Lux fell to her knees.
The walls, the floors, they had long been washed clean, but the dried stains, splashed across the fabric, glittered with a silver sheen in the darkness. A cruel trick of the moon itself, never wishing to spare her from a moment’s truth.
Her mother’s voice rose from memories. Forgotten words uttered softly into her ear every night. The days spun faster and faster, her mother aging before her eyes over the short eight years she was at her side. Lux braced her hands on the fabric, and that became her undoing. Her fingers dug deep, scrabbling for air. For warmth. For light.
Shine bright, Lucena.
The sobs wracking her body, the cries echoing around her, didn’t sound like her own. The tears streaming down her cheeks felt foreign. They burned like acid. An old window cracked against the cold, and then shattered entirely.
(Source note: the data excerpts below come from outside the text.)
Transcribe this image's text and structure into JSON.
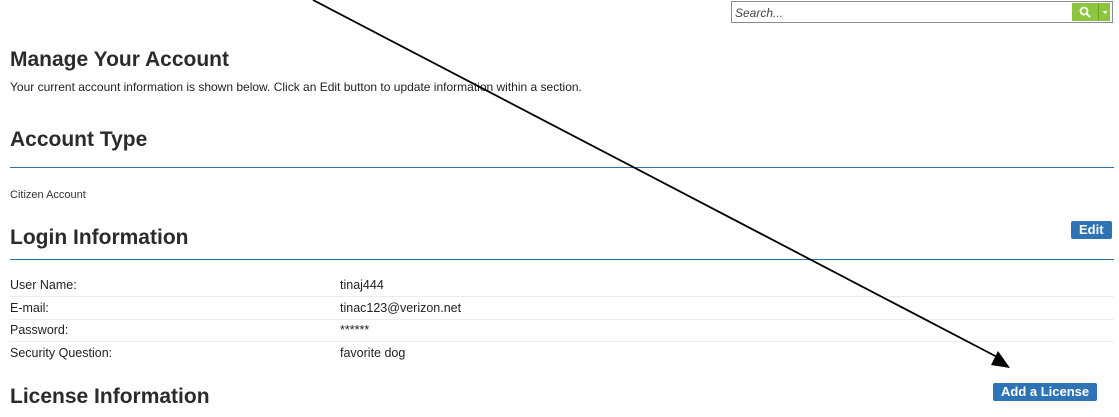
{
  "search": {
    "placeholder": "Search..."
  },
  "page": {
    "title": "Manage Your Account",
    "intro": "Your current account information is shown below. Click an Edit button to update information within a section."
  },
  "account_type": {
    "title": "Account Type",
    "value": "Citizen Account"
  },
  "login": {
    "title": "Login Information",
    "edit_label": "Edit",
    "rows": [
      {
        "label": "User Name:",
        "value": "tinaj444"
      },
      {
        "label": "E-mail:",
        "value": "tinac123@verizon.net"
      },
      {
        "label": "Password:",
        "value": "******"
      },
      {
        "label": "Security Question:",
        "value": "favorite dog"
      }
    ]
  },
  "license": {
    "title": "License Information",
    "add_label": "Add a License"
  },
  "colors": {
    "accent": "#2e74b5",
    "search_button": "#8cc63f"
  }
}
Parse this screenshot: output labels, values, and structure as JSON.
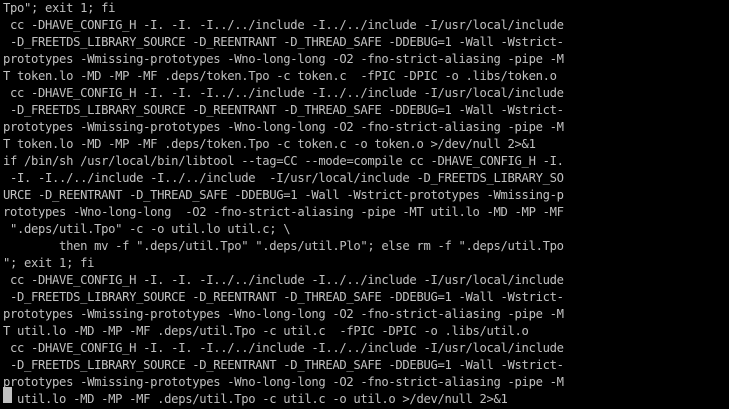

The frigid, night air whipped in, triumphant, clawing at her skin. The clouds descended. They blocked even the moonlight from her now, but she could still feel it, watchful behind the veil.
“I’m so cold. ” She could see it: her soul, blackened and shriveled, a pit from spoiled fruit. Lux collapsed, her fingers slipping. What a horrible thing: to discover yourself rotted. “I should have known better. I should have been better.”
Panic. It returned with renewed ferocity. It knew it would win this time, and it shrieked with a terrible pleasure. Lux couldn’t breathe any longer, her cries choking her, her tears drowning her.
“ I. Can’t. Remember. ”
And when it seized her consciousness with a clawed, shadowed grip, her lashes fluttered closed in aching relief.